His work in the travelling exhibit includes a line of large canvases all documenting incredible, heroic women in history with powerful quotes like:

strong people don’t need strong leaders

- Ella Josephine Baker

You can see these bright bits of painted strength hung like clothes on a line in this video below, which I shot yesterday in that lovely, liminal time between when set up is almost entirely complete and guests are about to arrive. (A magical, if heart-thumpingly anticipatory time where you try to send out good vibes to the gods of Who Comes to Shows, and have fun with your loved one.)

Anyway, this unfolding introduction between Indyish and METHINKS and especially Andrzej Tarasiuk is funny in retrospect, and I am a little less shy now, but as Andrzej and I spoke last night (again, during the ‘tween time) we realized we share an idea about what we do that I think is exemplified by our own experience of the long slow meet.

This shared idea could be called UnNetworking. I just made it up so bear with me. (Actually I just checked and of course this was made up long before me, check out this podcast on Unnetworking by Sean Johnson and these Un-Networking events in Boston. Here is just my own take. Continue to bear with.)

Networking:

Networking has these unavoidable connotations for me of people trying to gather up eachother on a string of commodifiable connections; even if that’s not what anyone in the room is doing, events that are organized with that as the specific purpose make me nervous. It feels like there’s this pressure to hurry up and meet and impress the right people before the window into some richer, shinier, more hooked-up world closes. It’s sort of like a ticking clock, fear-based undercurrent surrounded by people telling you to hurry up and jump through. Networking is like Stargate, is probably what I’m trying to say.

UnNetworking:

What I prefer to attempt and to attend are events where a shared experience of something happening in the room around you, a change, a jolt of creation and intention, busts you open a small bit, shifts you microscopically to the left or right of your usual mind and makes you suddenly more likely to speak your reaction out loud, even to strangers around you. Ah HA Wha?! The sudden connection is short; but because it was planted in a soil super rich with artists (ie other people’s) expressions, hopes and dreams and passions on display, it is more likely to be remembered, to provoke a mutual smile of reconition at the next encounter, and to slowly, gravitationally, begin to draw your worlds together by the weight of accumulated bits of good energy between you.

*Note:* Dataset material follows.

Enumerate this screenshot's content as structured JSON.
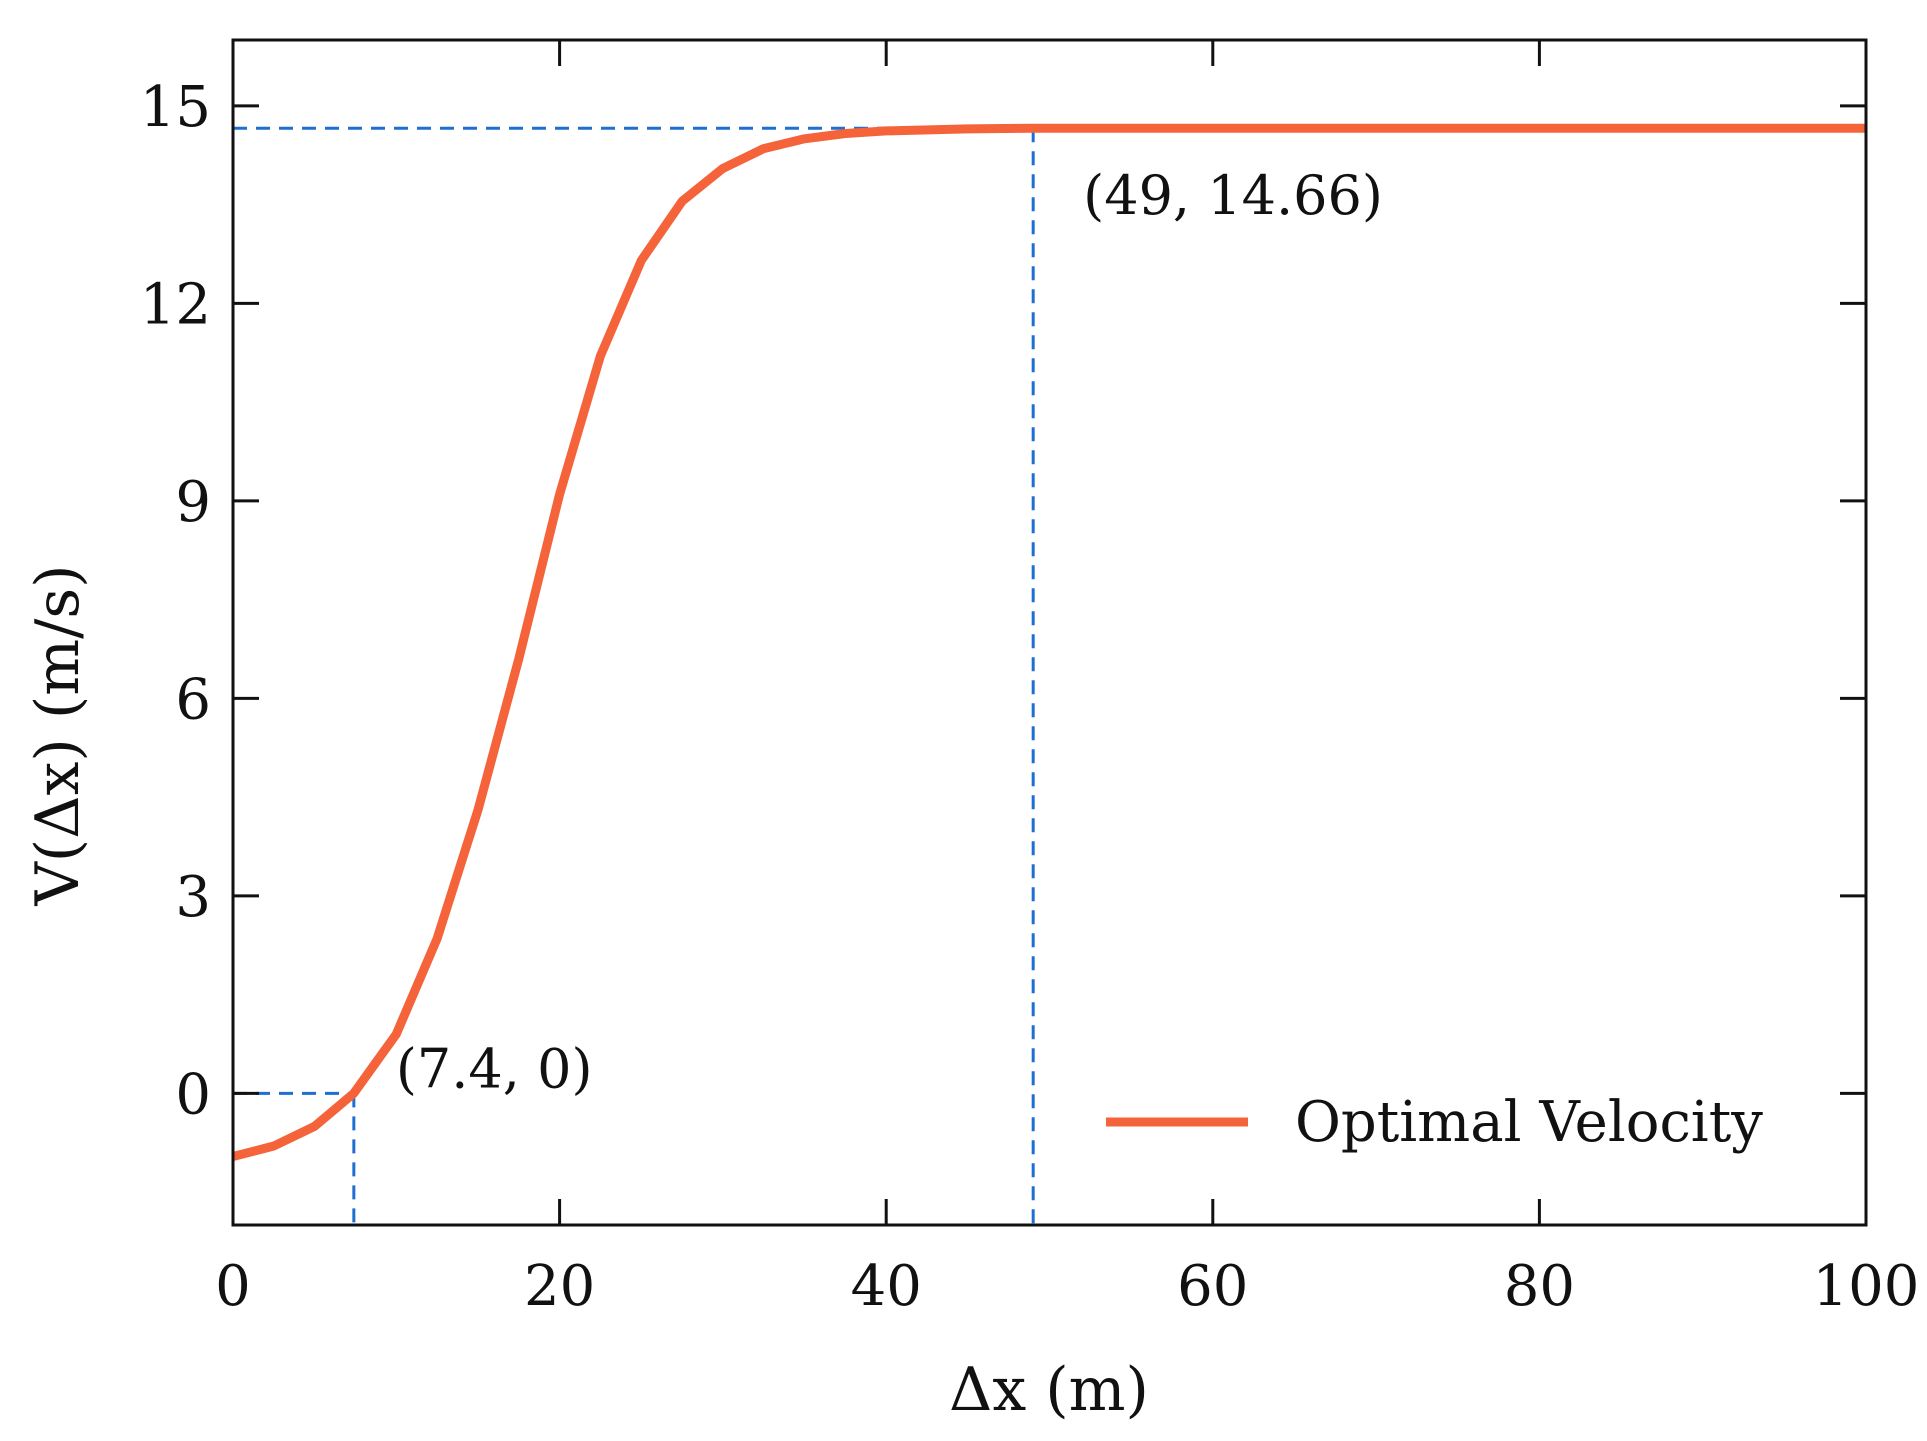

UnNetworking is definitely part of what we’re up to with the Mess, and part of what’s at the heart of the dark endeavor our METHINKS collaborators are embarked on with their expedition, and part of what Andrzej Tarasiuk is all about.

A story from Andrzej: Last night Andrzej told me he has nothing against galleries, or the so-called gallery system, but he can’t escape the fact that when he was broke and (worse) heart-broken a bit about what he was making art for, he would go out and set up to draw in the street. Inevitably people would gravitate around, children would talk to him, flocks of interested Japanese tourists would buy pieces, and he still usually ends a day like that reaffirmed in a belief that art is for everyone, art belongs to everyone and magnetically connects people to it, and to each other, and that THIS is a reason to do it. Unnetworking.

This video below is what I think the pure heart of un-networking probably looks like.

These two babies came to our show last night, checked the art then rocked out to DJ Hunky Dory’s selections with sheer delight in the boxing ring.

Rocking out with sheer delight: unnetworking.

Ok, end of my post-Mess, happy, blurry, buzzy diatribe.
More photos and videos etc coming soon!